Chapter 109 of 150

SALMI109

O DIO della mia lode, non tacere;

Perciocchè la bocca dell'empio e la bocca di frode si sono aperte contro a me; Hanno parlato meco con lingua bugiarda;

E mi hanno assediato con parole d'odio; E mi hanno fatta guerra senza cagione.

In vece dell'amore che ho loro portato, mi sono stati avversari; Ed io ho loro renduta preghiera.

Essi mi hanno renduto male per bene, E odio per lo mio amore.

Costituisci il maligno sopra lui; E fa' che Satana gli stia alla destra.

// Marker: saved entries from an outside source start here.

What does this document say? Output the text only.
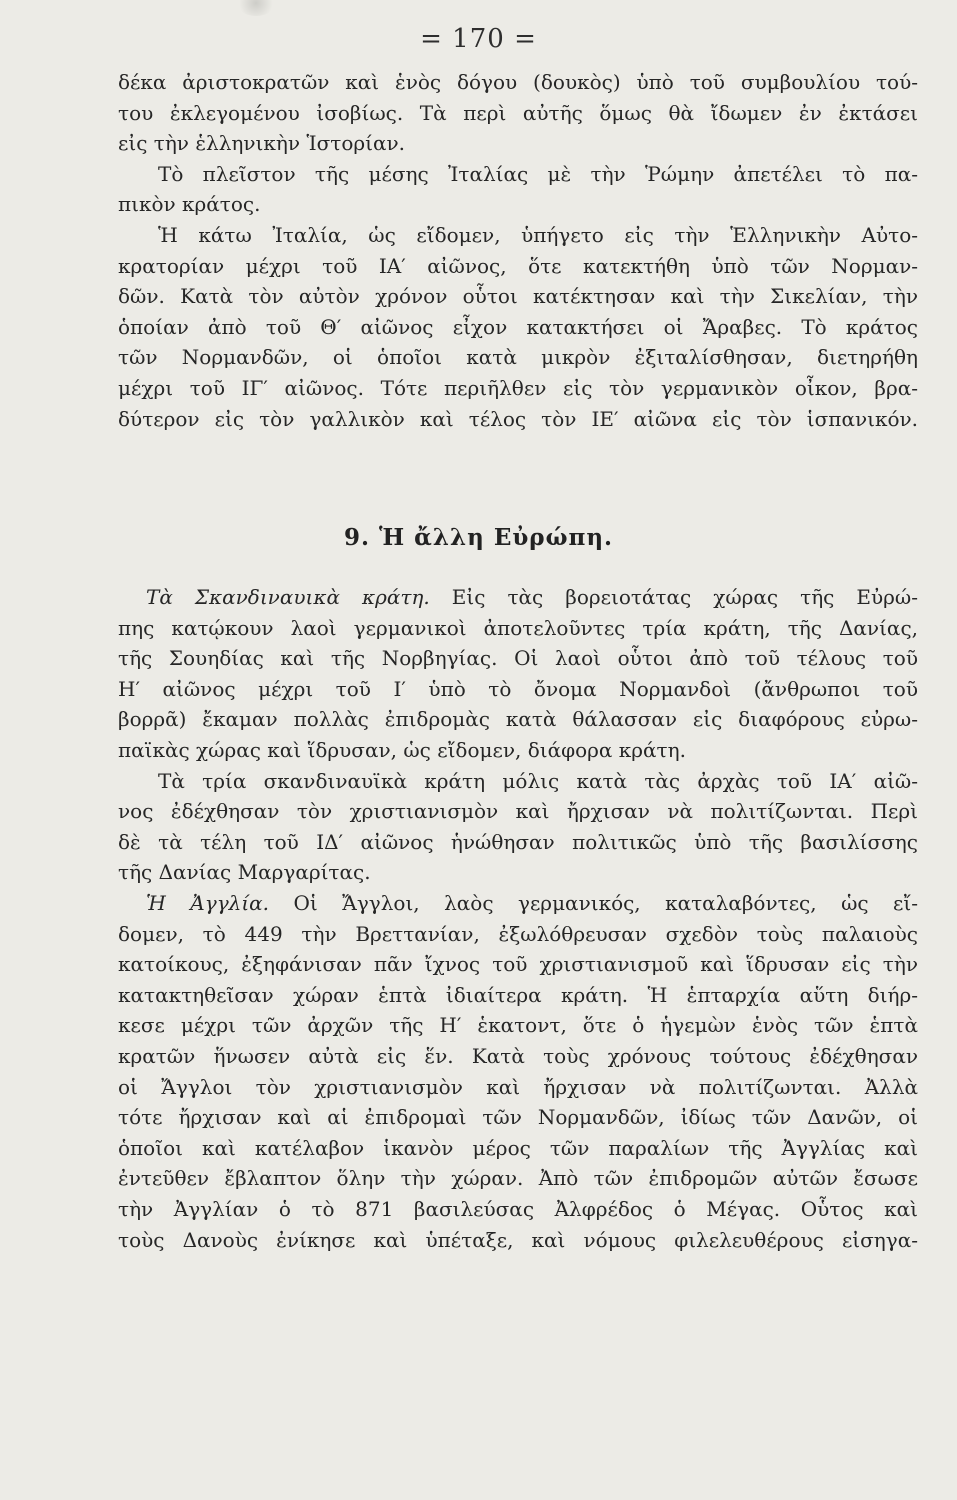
= 170 =
δέκα ἀριστοκρατῶν καὶ ἑνὸς δόγου (δουκὸς) ὑπὸ τοῦ συμβουλίου τού-
του ἐκλεγομένου ἰσοβίως. Τὰ περὶ αὐτῆς ὅμως θὰ ἴδωμεν ἐν ἐκτάσει
εἰς τὴν ἑλληνικὴν Ἱστορίαν.
Τὸ πλεῖστον τῆς μέσης Ἰταλίας μὲ τὴν Ῥώμην ἀπετέλει τὸ πα-
πικὸν κράτος.
Ἡ κάτω Ἰταλία, ὡς εἴδομεν, ὑπήγετο εἰς τὴν Ἑλληνικὴν Αὐτο-
κρατορίαν μέχρι τοῦ ΙΑ′ αἰῶνος, ὅτε κατεκτήθη ὑπὸ τῶν Νορμαν-
δῶν. Κατὰ τὸν αὐτὸν χρόνον οὗτοι κατέκτησαν καὶ τὴν Σικελίαν, τὴν
ὁποίαν ἀπὸ τοῦ Θ′ αἰῶνος εἶχον κατακτήσει οἱ Ἄραβες. Τὸ κράτος
τῶν Νορμανδῶν, οἱ ὁποῖοι κατὰ μικρὸν ἐξιταλίσθησαν, διετηρήθη
μέχρι τοῦ ΙΓ′ αἰῶνος. Τότε περιῆλθεν εἰς τὸν γερμανικὸν οἶκον, βρα-
δύτερον εἰς τὸν γαλλικὸν καὶ τέλος τὸν ΙΕ′ αἰῶνα εἰς τὸν ἱσπανικόν.
9. Ἡ ἄλλη Εὐρώπη.
Τὰ Σκανδιναυικὰ κράτη. Εἰς τὰς βορειοτάτας χώρας τῆς Εὐρώ-
πης κατῴκουν λαοὶ γερμανικοὶ ἀποτελοῦντες τρία κράτη, τῆς Δανίας,
τῆς Σουηδίας καὶ τῆς Νορβηγίας. Οἱ λαοὶ οὗτοι ἀπὸ τοῦ τέλους τοῦ
Η′ αἰῶνος μέχρι τοῦ Ι′ ὑπὸ τὸ ὄνομα Νορμανδοὶ (ἄνθρωποι τοῦ
βορρᾶ) ἔκαμαν πολλὰς ἐπιδρομὰς κατὰ θάλασσαν εἰς διαφόρους εὐρω-
παϊκὰς χώρας καὶ ἵδρυσαν, ὡς εἴδομεν, διάφορα κράτη.
Τὰ τρία σκανδιναυϊκὰ κράτη μόλις κατὰ τὰς ἀρχὰς τοῦ ΙΑ′ αἰῶ-
νος ἐδέχθησαν τὸν χριστιανισμὸν καὶ ἤρχισαν νὰ πολιτίζωνται. Περὶ
δὲ τὰ τέλη τοῦ ΙΔ′ αἰῶνος ἡνώθησαν πολιτικῶς ὑπὸ τῆς βασιλίσσης
τῆς Δανίας Μαργαρίτας.
Ἡ Ἀγγλία. Οἱ Ἄγγλοι, λαὸς γερμανικός, καταλαβόντες, ὡς εἴ-
δομεν, τὸ 449 τὴν Βρεττανίαν, ἐξωλόθρευσαν σχεδὸν τοὺς παλαιοὺς
κατοίκους, ἐξηφάνισαν πᾶν ἴχνος τοῦ χριστιανισμοῦ καὶ ἵδρυσαν εἰς τὴν
κατακτηθεῖσαν χώραν ἑπτὰ ἰδιαίτερα κράτη. Ἡ ἑπταρχία αὕτη διήρ-
κεσε μέχρι τῶν ἀρχῶν τῆς Η′ ἑκατοντ, ὅτε ὁ ἡγεμὼν ἑνὸς τῶν ἑπτὰ
κρατῶν ἥνωσεν αὐτὰ εἰς ἕν. Κατὰ τοὺς χρόνους τούτους ἐδέχθησαν
οἱ Ἄγγλοι τὸν χριστιανισμὸν καὶ ἤρχισαν νὰ πολιτίζωνται. Ἀλλὰ
τότε ἤρχισαν καὶ αἱ ἐπιδρομαὶ τῶν Νορμανδῶν, ἰδίως τῶν Δανῶν, οἱ
ὁποῖοι καὶ κατέλαβον ἱκανὸν μέρος τῶν παραλίων τῆς Ἀγγλίας καὶ
ἐντεῦθεν ἔβλαπτον ὅλην τὴν χώραν. Ἀπὸ τῶν ἐπιδρομῶν αὐτῶν ἔσωσε
τὴν Ἀγγλίαν ὁ τὸ 871 βασιλεύσας Ἀλφρέδος ὁ Μέγας. Οὗτος καὶ
τοὺς Δανοὺς ἐνίκησε καὶ ὑπέταξε, καὶ νόμους φιλελευθέρους εἰσηγα-
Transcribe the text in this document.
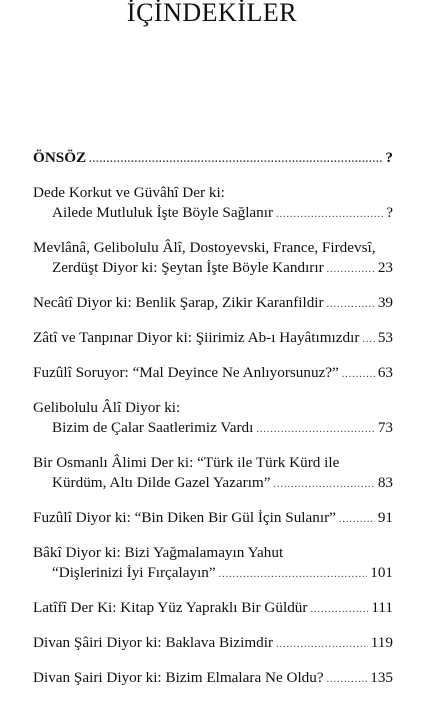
İÇİNDEKİLER
ÖNSÖZ .....	?
Dede Korkut ve Güvâhî Der ki:
Ailede Mutluluk İşte Böyle Sağlanır .....	?
Mevlânâ, Gelibolulu Âlî, Dostoyevski, France, Firdevsî,
Zerdüşt Diyor ki: Şeytan İşte Böyle Kandırır .....	23
Necâtî Diyor ki: Benlik Şarap, Zikir Karanfildir .....	39
Zâtî ve Tanpınar Diyor ki: Şiirimiz Ab-ı Hayâtımızdır ..... 53
Fuzûlî Soruyor: “Mal Deyince Ne Anlıyorsunuz?” .....	63
Gelibolulu Âlî Diyor ki:
Bizim de Çalar Saatlerimiz Vardı .....	73
Bir Osmanlı Âlimi Der ki: “Türk ile Türk Kürd ile
Kürdüm, Altı Dilde Gazel Yazarım” .....	83
Fuzûlî Diyor ki: “Bin Diken Bir Gül İçin Sulanır” .....	91
Bâkî Diyor ki: Bizi Yağmalamayın Yahut
“Dişlerinizi İyi Fırçalayın” .....	101
Latîfî Der Ki: Kitap Yüz Yapraklı Bir Güldür .....	111
Divan Şâiri Diyor ki: Baklava Bizimdir .....	119
Divan Şairi Diyor ki: Bizim Elmalara Ne Oldu? .....	135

Quando sarà giudicato, esca condannato; E la sua preghiera gli torni in peccato.

Sieno i suoi giorni pochi; Un altro prenda il suo ufficio.

Sieno i suoi figliuoli orfani, E la sua moglie vedova.

E vadano i suoi figliuoli del continuo vagando; E mendichino, ed accattino, uscendo fuor de' lor casolari.

L'usuraio tenda la rete a tutto ciò ch'egli ha; E rubino gli strani le sue fatiche.

Non siavi alcuno che stenda la sua benignità inverso lui; E non vi sia chi abbia pietà de' suoi orfani.

Sieno distrutti i suoi discendenti; Sia cancellato il lor nome nella seconda generazione.

Sia ricordata l'iniquità de' suoi padri appo il Signore; E il peccato di sua madre non sia cancellato.

Sieno que' peccati del continuo nel cospetto del Signore; E stermini egli d'in su la terra la memoria di essi.

Perciocchè egli non si è ricordato d'usar benignità, Ed ha perseguitato l'uomo povero, ed afflitto, E tribolato di cuore, per ucciderlo.

Poichè egli ha amata la maledizione, vengagli; E poichè non si è compiaciuto nella benedizione, allontanisi ella da lui.

E sia vestito di maledizione, come del suo manto; Ed entri quella come acqua nelle sue interiora, E come olio nelle sue ossa.

Siagli quella a guisa di vestimento, del quale egli sia avvolto; Ed a guisa di cintura, della quale sempre sia cinto.

Tal sia, da parte del Signore, la ricompensa de' miei avversari, E di quelli che parlano male contro all'anima mia.

Ma tu, o Signore Iddio, opera inverso me, per amor del tuo Nome; Liberami, perciocchè la tua benignità è buona.

Perciocchè io sono afflitto, e povero; E il mio cuore è piagato dentro di me.

Io me ne vo, come l'ombra quando dichina; Io sono agitato come una locusta.

Le mie ginocchia vacillano per li miei digiuni; E la mia carne è dimagrata, e non ha più grassezza alcuna.

Ed anche son loro in vituperio; Quando mi veggono, scuotono la testa.

Aiutami, Signore Iddio mio; Salvami secondo la tua benignità.

E sappiano che questo è la tua mano, E che tu, Signore, hai fatto questo.

Essi malediranno, e tu benedirai; Si sono innalzati, ma saran confusi, Ed il tuo servitore si rallegrerà.

Sieno i miei avversari vestiti di vituperio, Ed avvolti della lor vergogna, come di un mantello.

Io celebrerò altamente il Signore colla mia bocca; E lo loderò in mezzo de' grandi.

Perciocchè egli sta alla destra del povero, Per salvarlo da quelli che lo condannano a morte.